Depuis 2011, le Partenariat mondial pour la restauration des paysages forestiers apporte un soutien politique et technique mondial à la mise en œuvre du projet. Et l’UICN (qui en est membre) apporte son soutien scientifique et technique via certains de ses partenaires et via ses centres régionaux sur la restauration des paysages forestiers (basés à Kigali, Yaoundé, Bangkok, San José, Quito, Suva et Washington D.C.).

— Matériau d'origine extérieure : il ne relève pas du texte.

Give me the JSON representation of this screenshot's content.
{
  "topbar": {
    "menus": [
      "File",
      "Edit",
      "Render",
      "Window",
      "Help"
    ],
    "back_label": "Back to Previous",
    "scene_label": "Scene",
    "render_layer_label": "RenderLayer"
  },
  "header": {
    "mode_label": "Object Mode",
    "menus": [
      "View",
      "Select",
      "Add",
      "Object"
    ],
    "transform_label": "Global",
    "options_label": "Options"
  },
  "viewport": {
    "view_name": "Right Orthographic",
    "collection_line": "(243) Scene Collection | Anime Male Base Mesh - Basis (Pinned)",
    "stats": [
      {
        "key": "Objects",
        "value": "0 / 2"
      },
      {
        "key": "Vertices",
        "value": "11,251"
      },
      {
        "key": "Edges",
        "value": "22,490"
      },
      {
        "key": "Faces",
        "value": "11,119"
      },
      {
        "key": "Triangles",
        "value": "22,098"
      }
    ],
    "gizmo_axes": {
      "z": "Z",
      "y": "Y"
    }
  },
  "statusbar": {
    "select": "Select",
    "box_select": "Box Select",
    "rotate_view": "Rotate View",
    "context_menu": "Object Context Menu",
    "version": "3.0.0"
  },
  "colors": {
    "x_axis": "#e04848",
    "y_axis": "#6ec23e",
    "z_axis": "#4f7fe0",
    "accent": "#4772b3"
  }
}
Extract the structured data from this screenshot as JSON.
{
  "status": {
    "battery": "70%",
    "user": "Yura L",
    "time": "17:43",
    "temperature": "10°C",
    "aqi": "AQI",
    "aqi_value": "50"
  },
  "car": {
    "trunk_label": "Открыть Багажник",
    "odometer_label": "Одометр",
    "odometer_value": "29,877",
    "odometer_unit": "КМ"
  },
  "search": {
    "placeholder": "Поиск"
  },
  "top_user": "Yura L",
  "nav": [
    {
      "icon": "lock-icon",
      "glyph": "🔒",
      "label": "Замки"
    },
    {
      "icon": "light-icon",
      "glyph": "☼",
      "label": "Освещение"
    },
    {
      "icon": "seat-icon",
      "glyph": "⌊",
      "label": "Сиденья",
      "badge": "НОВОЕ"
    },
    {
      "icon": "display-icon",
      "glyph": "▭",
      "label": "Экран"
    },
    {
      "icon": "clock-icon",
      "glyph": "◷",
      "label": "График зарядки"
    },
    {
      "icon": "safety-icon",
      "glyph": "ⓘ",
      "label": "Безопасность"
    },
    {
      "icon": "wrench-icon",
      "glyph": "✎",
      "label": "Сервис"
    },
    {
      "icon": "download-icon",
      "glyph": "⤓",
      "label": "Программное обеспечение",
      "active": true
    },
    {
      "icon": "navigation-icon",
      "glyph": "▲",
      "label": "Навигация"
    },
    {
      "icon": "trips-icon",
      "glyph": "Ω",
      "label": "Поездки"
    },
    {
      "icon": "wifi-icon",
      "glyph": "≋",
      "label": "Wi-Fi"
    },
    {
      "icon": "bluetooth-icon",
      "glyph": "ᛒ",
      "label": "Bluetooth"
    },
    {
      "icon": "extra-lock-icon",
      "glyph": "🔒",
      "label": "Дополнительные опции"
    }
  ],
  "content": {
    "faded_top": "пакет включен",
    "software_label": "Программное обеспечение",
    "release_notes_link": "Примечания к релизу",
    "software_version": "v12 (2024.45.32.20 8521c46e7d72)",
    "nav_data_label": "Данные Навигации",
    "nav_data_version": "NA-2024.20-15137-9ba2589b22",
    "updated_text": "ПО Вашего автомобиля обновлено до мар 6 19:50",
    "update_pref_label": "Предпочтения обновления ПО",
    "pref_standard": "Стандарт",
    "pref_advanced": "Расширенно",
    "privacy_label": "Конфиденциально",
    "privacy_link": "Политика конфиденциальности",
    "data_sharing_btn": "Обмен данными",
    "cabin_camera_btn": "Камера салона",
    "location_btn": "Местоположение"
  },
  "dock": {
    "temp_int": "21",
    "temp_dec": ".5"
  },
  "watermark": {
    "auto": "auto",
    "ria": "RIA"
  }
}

Dans chaque pays les acteurs locaux s'organisent pour la mise en œuvre et le suivi[6].

En 2014, lors du Sommet mondial sur le climat des Nations unies, une Déclaration de New York sur les forêts a été adoptée par plus de 100 gouvernements, ONG et entreprises privées, approuvant l’objectif 2020 du Défi de Bonn et lui fixant une suite et une nouvelle cible pour 2030 : 350 millions d’hectares reboisés[5].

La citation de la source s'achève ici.